Before Glitsky left Cho, just being thorough and believing that at this early stage in the investigation he needed facts even if they later proved to be irrelevant, he found out that before he'd handed the build phase of the remodel over to Missy, Hanover had paid the first few contractor bills himself during the design phase. The company, James Leymar Construction, was in the phone book, and so was Mr. Leymar himself. Glitsky called, and the man being home made his hat trick for the day.
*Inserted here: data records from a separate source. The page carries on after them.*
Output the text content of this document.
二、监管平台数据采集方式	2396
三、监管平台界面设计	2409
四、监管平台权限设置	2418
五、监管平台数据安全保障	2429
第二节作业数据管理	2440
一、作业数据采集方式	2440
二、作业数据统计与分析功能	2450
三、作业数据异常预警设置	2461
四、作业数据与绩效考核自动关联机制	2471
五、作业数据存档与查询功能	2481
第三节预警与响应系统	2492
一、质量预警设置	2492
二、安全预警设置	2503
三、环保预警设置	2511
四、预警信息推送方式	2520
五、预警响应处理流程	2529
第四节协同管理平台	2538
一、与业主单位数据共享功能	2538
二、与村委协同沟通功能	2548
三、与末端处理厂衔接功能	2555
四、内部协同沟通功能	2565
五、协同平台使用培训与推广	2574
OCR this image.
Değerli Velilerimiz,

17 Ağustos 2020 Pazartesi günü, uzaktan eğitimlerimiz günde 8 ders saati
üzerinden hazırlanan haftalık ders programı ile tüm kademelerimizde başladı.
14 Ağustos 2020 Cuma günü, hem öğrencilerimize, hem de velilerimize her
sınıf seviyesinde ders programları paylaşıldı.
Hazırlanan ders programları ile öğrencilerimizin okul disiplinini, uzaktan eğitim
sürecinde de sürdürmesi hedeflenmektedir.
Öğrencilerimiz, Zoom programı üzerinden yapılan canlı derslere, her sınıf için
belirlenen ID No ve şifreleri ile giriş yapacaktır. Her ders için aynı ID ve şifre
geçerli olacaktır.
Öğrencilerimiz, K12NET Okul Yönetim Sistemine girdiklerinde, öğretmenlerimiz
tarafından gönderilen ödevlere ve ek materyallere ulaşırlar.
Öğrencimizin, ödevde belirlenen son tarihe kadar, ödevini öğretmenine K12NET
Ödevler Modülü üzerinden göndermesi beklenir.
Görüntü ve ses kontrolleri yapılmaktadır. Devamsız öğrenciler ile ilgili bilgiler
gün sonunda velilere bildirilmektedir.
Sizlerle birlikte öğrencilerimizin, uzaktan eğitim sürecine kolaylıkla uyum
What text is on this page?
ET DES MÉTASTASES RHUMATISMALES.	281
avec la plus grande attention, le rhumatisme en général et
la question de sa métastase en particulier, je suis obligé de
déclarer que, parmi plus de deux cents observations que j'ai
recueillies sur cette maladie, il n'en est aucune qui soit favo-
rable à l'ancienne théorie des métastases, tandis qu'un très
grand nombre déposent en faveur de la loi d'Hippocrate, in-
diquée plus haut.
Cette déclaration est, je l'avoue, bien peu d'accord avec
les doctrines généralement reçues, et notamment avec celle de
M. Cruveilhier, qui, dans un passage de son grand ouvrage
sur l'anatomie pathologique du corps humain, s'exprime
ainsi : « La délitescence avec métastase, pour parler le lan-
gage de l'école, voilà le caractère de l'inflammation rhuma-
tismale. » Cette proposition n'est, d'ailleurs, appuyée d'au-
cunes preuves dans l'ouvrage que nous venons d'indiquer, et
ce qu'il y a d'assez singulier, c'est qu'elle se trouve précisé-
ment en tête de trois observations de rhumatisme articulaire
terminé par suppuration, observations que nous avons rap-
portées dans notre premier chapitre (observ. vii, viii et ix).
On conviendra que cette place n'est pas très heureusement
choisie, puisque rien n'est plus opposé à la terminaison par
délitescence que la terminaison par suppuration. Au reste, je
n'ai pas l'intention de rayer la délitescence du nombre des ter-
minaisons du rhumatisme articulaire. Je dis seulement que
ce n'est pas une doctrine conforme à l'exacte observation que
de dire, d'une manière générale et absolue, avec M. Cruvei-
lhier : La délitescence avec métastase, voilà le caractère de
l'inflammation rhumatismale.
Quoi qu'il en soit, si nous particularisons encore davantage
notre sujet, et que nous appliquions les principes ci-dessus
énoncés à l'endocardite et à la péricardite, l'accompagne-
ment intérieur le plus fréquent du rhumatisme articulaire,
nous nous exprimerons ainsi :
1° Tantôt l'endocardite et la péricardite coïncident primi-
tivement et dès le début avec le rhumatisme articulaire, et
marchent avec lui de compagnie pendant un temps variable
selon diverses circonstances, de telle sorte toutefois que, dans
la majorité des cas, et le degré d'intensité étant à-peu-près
A half hour later, he pulled up in front of a good-size two-story stucco house on Quintara Street, out in the residential avenues of the Sunset District. A shirtless man was working with lengths of PVC pipe in the earth up close against the house, the sweat on his broad back glinting in the sun. At the sound of Glitsky's car door closing, he looked around and stood up, slapping his hands together, then wiping them on his well-worn blue jeans. "Glitsky?"
"Yes, sir."
Leymar was a big, handsome balding man with a well-developed torso, big arms and a shoulder tattoo of a heart and the word "Maggie." Squinting against the brightness, he took a few steps over the torn-up landscape of his front yard and stuck out his dirty hand. "Jim Leymar. How you doin'?"
"Good. You're putting in a sprinkler system?"
"I know. Ridiculous, isn't it?" He turned back to survey the trenches he'd dug. "Like the foggiest damn real estate in America needs more water. But the wife decided for God knows what reason, so that's the end of that discussion." He swiped at his forehead, leaving a streak of dirt. "But you said you had some questions about the Hanover job?"
"If you don't mind."
"No, I don't mind, but I've got to say it breaks my heart to think about the work we put in on that house only to have it all go up in smoke. It was a beautiful job. And the people, too, of course. A tragedy."
"You knew them pretty well?"
"Well, they were clients, you know. I'd done some work for him before, rebuilt his kitchen, maybe three years ago, and it went okay. So we got together again."